È da duecento anni che Il barbiere di Siviglia è generalmente salutata come l’opera di Rossini più amata dal grande pubblico. All’età di ventitré anni, nel 1815, il musicista pesarese era già festeggiato come autore di una dozzina di drammi, sia seri che giocosi – come Il signor Bruschino, Tancredi, L’italiana in Algeri e Il turco in Italia – andati in scena in teatri a Venezia, Roma, Milano (La Scala), Ferrara e al San Carlo di Napoli. Per il Carnevale romano del 1816, Rossini venne invitato a presentare un’opera nuova al teatro di famiglia (il Teatro Argentina) del duca Francesco Sforza Cesarini, e fu lo stesso Rossini a scegliere il soggetto, decisione che contribuì non poco agli schiamazzi del 20 febbraio da parte di un pubblico conservatore rimasto affezionato al Barbiere di Siviglia di Giovanni Paisiello, di trent’anni prima. (E a nulla era servito il tentativo di Rossini di scegliere un titolo alternativo – Almaviva, o sia L’inutile precauzione – studiato apposta per difendere la sua rivendicazione di un «moderno gusto teatrale», che comprendeva anche la partecipazione di un coro). «Ieri sera andò in scena la mia Opera – scrisse il musicista alla madre – e fu solennemente fischiata: o che pazzie, che cose straordinarie si vedono in questo paese sciocco».

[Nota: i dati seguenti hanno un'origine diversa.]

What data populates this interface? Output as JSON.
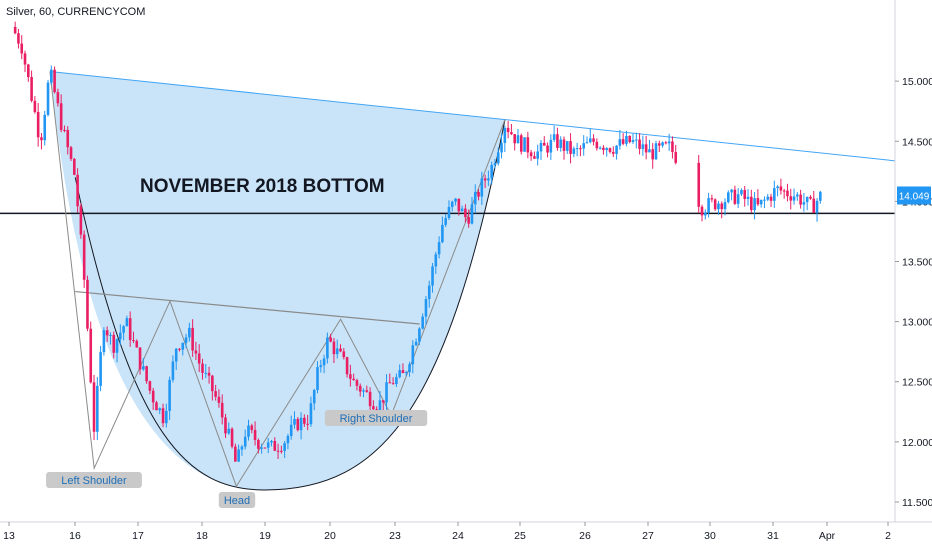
{
  "header": {
    "title": "Silver, 60, CURRENCYCOM"
  },
  "colors": {
    "up": "#2196f3",
    "down": "#e91e63",
    "fill": "#bfdff7",
    "trend": "#42a5f5",
    "grid_line": "#131722",
    "shoulder": "#8a8a8a",
    "price_badge": "#2196f3"
  },
  "annotations": {
    "banner": "NOVEMBER 2018 BOTTOM",
    "left_shoulder": "Left Shoulder",
    "head": "Head",
    "right_shoulder": "Right Shoulder"
  },
  "price_label": "14.049",
  "chart_data": {
    "type": "candlestick",
    "title": "Silver, 60, CURRENCYCOM",
    "x_ticks": [
      "13",
      "16",
      "17",
      "18",
      "19",
      "20",
      "23",
      "24",
      "25",
      "26",
      "27",
      "30",
      "31",
      "Apr",
      "2"
    ],
    "y_ticks": [
      "11.500",
      "12.000",
      "12.500",
      "13.000",
      "13.500",
      "14.000",
      "14.500",
      "15.000"
    ],
    "ylim": [
      11.4,
      15.55
    ],
    "support_level": 13.9,
    "last_price": 14.049,
    "pattern_points": [
      {
        "label": "start",
        "x": 0.6,
        "y": 15.08
      },
      {
        "label": "Left Shoulder",
        "x": 1.3,
        "y": 11.78
      },
      {
        "label": "Head",
        "x": 3.55,
        "y": 11.63
      },
      {
        "label": "Right Shoulder",
        "x": 6.0,
        "y": 12.22
      }
    ],
    "series_close_path": [
      [
        0.0,
        15.45
      ],
      [
        0.15,
        15.3
      ],
      [
        0.3,
        14.9
      ],
      [
        0.45,
        14.5
      ],
      [
        0.6,
        15.08
      ],
      [
        0.8,
        14.6
      ],
      [
        1.0,
        14.2
      ],
      [
        1.15,
        13.3
      ],
      [
        1.3,
        12.1
      ],
      [
        1.45,
        13.0
      ],
      [
        1.6,
        12.8
      ],
      [
        1.8,
        13.0
      ],
      [
        2.0,
        12.7
      ],
      [
        2.2,
        12.4
      ],
      [
        2.4,
        12.2
      ],
      [
        2.6,
        12.8
      ],
      [
        2.8,
        12.9
      ],
      [
        3.0,
        12.6
      ],
      [
        3.2,
        12.4
      ],
      [
        3.4,
        12.1
      ],
      [
        3.55,
        11.8
      ],
      [
        3.7,
        12.1
      ],
      [
        3.9,
        12.0
      ],
      [
        4.1,
        11.95
      ],
      [
        4.3,
        12.0
      ],
      [
        4.5,
        12.15
      ],
      [
        4.7,
        12.2
      ],
      [
        4.85,
        12.6
      ],
      [
        5.0,
        12.85
      ],
      [
        5.2,
        12.7
      ],
      [
        5.4,
        12.5
      ],
      [
        5.6,
        12.4
      ],
      [
        5.8,
        12.3
      ],
      [
        6.0,
        12.5
      ],
      [
        6.2,
        12.55
      ],
      [
        6.4,
        12.9
      ],
      [
        6.6,
        13.3
      ],
      [
        6.8,
        13.8
      ],
      [
        7.0,
        14.0
      ],
      [
        7.2,
        13.85
      ],
      [
        7.4,
        14.1
      ],
      [
        7.6,
        14.3
      ],
      [
        7.8,
        14.65
      ],
      [
        8.0,
        14.5
      ],
      [
        8.3,
        14.4
      ],
      [
        8.6,
        14.5
      ],
      [
        8.9,
        14.4
      ],
      [
        9.2,
        14.5
      ],
      [
        9.5,
        14.45
      ],
      [
        9.8,
        14.5
      ],
      [
        10.1,
        14.4
      ],
      [
        10.4,
        14.45
      ],
      [
        10.75,
        14.2
      ],
      [
        10.9,
        13.95
      ],
      [
        11.2,
        14.0
      ],
      [
        11.5,
        14.05
      ],
      [
        11.8,
        13.95
      ],
      [
        12.1,
        14.1
      ],
      [
        12.4,
        14.05
      ],
      [
        12.65,
        13.95
      ],
      [
        12.8,
        14.05
      ]
    ]
  }
}
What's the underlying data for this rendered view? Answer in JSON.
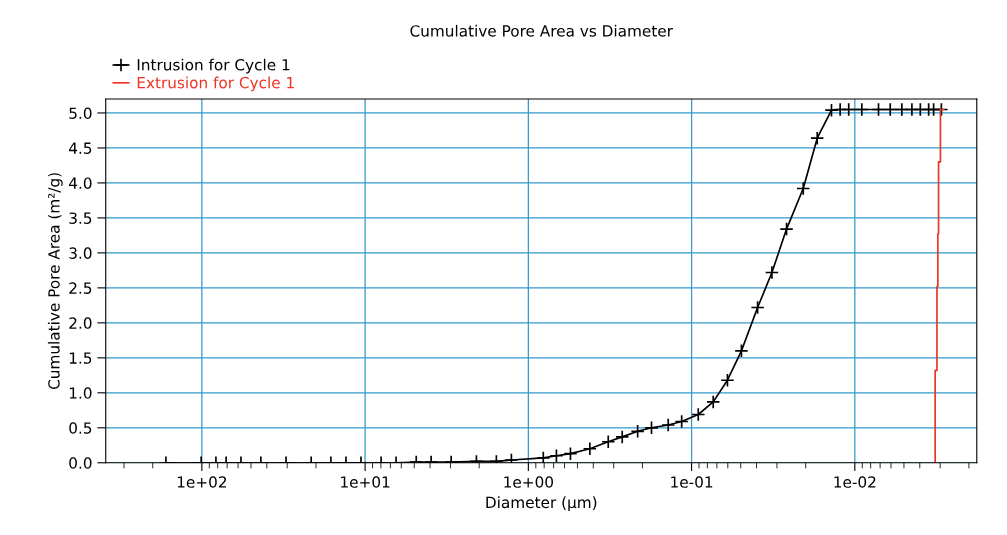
{
  "chart_data": {
    "type": "line",
    "title": "Cumulative Pore Area vs Diameter",
    "xlabel": "Diameter (µm)",
    "ylabel": "Cumulative Pore Area (m²/g)",
    "log": "x",
    "xlim": [
      388,
      0.00179
    ],
    "xticks": [
      {
        "value": 100,
        "label": "1e+02"
      },
      {
        "value": 10,
        "label": "1e+01"
      },
      {
        "value": 1,
        "label": "1e+00"
      },
      {
        "value": 0.1,
        "label": "1e-01"
      },
      {
        "value": 0.01,
        "label": "1e-02"
      }
    ],
    "ylim": [
      0,
      5.2
    ],
    "yticks": [
      {
        "value": 0,
        "label": "0.0"
      },
      {
        "value": 0.5,
        "label": "0.5"
      },
      {
        "value": 1,
        "label": "1.0"
      },
      {
        "value": 1.5,
        "label": "1.5"
      },
      {
        "value": 2,
        "label": "2.0"
      },
      {
        "value": 2.5,
        "label": "2.5"
      },
      {
        "value": 3,
        "label": "3.0"
      },
      {
        "value": 3.5,
        "label": "3.5"
      },
      {
        "value": 4,
        "label": "4.0"
      },
      {
        "value": 4.5,
        "label": "4.5"
      },
      {
        "value": 5,
        "label": "5.0"
      }
    ],
    "grid": true,
    "legend": "top left",
    "line_style": "solid",
    "series": [
      {
        "name": "Intrusion for Cycle 1",
        "color": "#000000",
        "marker": "cross",
        "x": [
          166,
          101,
          82,
          71,
          57.6,
          43.5,
          30.5,
          21.4,
          16.2,
          13.1,
          10.6,
          7.98,
          6.46,
          4.86,
          3.94,
          2.97,
          2.08,
          1.57,
          1.27,
          0.81,
          0.673,
          0.552,
          0.42,
          0.324,
          0.266,
          0.214,
          0.176,
          0.139,
          0.115,
          0.091,
          0.0737,
          0.0603,
          0.0495,
          0.0394,
          0.0322,
          0.0262,
          0.0207,
          0.017,
          0.0139,
          0.0123,
          0.0109,
          0.00906,
          0.00716,
          0.00607,
          0.00515,
          0.00447,
          0.00397,
          0.00353,
          0.00329,
          0.00295
        ],
        "values": [
          0,
          0,
          0,
          0,
          0,
          0,
          0,
          0,
          0,
          0,
          0,
          0,
          0,
          0.01,
          0.01,
          0.01,
          0.02,
          0.02,
          0.04,
          0.07,
          0.1,
          0.13,
          0.2,
          0.3,
          0.37,
          0.45,
          0.5,
          0.54,
          0.59,
          0.69,
          0.87,
          1.18,
          1.6,
          2.22,
          2.72,
          3.34,
          3.92,
          4.64,
          5.04,
          5.05,
          5.05,
          5.05,
          5.05,
          5.05,
          5.05,
          5.05,
          5.05,
          5.05,
          5.05,
          5.05
        ]
      },
      {
        "name": "Extrusion for Cycle 1",
        "color": "#ee3322",
        "marker": "none",
        "x": [
          0.00322,
          0.00322,
          0.00314,
          0.00314,
          0.0031,
          0.0031,
          0.00307,
          0.00307,
          0.00299,
          0.00299,
          0.00285
        ],
        "values": [
          0,
          1.32,
          1.32,
          2.52,
          2.52,
          3.27,
          3.27,
          4.3,
          4.3,
          5.05,
          5.05
        ]
      }
    ]
  }
}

Tempo pochissimi giorni, tuttavia, e si ribaltò completamente la ricezione del pubblico: «Io vi scrissi che la mia Opera fu fischiata – comunicò Rossini nuovamente alla madre – ora vi scrivo che la suddetta ha avuto un esito il più fortunato mentre la seconda sera e tutte le altre recite date non hanno che applaudita questa mia produzione con un fanatismo indicibile, facendomi sortire cinque e sei volte a ricevere applausi di un genere tutto nuovo e che mi fece piangere di soddisfazione». O forse – in termini più pratici – una claque ostile alla modernità non si è più presentata… (Ed è curioso notare che una sorte simile toccò alla comédie di Beaumarchais a Parigi nel 1775: «Questo povero Figaro – scrisse lo stesso Beaumarchais – sculacciato da una cabala e quasi seppellito il venerdì […] si fece coraggio; e il mio eroe si rialzò la domenica».) Ad ogni modo, da quella serata del 1816 l’unico «Barbiere» musicale – accanto al Figaro mozartiano – era di Rossini.

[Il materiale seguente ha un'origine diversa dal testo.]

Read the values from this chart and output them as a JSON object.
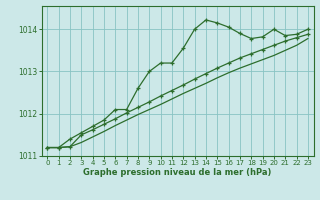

L’intera opera era costata appena tre settimane di lavoro al velocissimo pesarese, e forse a causa della fretta Rossini fece introdurre l’opera con una Sinfonia già utilizzata precedentemente (mai eseguita, comunque, a Roma), la prima volta a Milano per Aureliano in Palmira (1813), la seconda a Napoli per Elisabetta, regina d’Inghilterra (1815). Del resto, non si era ancora stabilita l’usanza di anticipare qualche tema di un’opera nella Sinfonia introduttiva, come sarà il caso del Guillaume Tell nel 1829: si trattava allora di un’Ouverture, un semplice «richiamo all’attenzione».

La struttura della Sinfonia del Barbiere è quella tipicamente rossiniana: una breve introduzione in tempo lento, con qualche accordo perentorio, seguita da una seconda parte più animata (Allegro con brio) formata da due temi contrastanti, la prima urgente e insistente (in questo caso in mi minore), la seconda più distesa (in sol maggiore). E a suggellare il tutto, non poteva mancare quella «firma» già inconfondibile del «crescendo Rossini», novità apparsa per la prima volta nella Sinfonia della Pietra del paragone (1812), pagina riutilizzata a sua volta per il Tancredi (1813). Un aumento trascinante della dinamica e del complemento degli strumenti accresce la tensione e l’attesa in ogni spettatore: a pochi momenti si alzerà il sipario.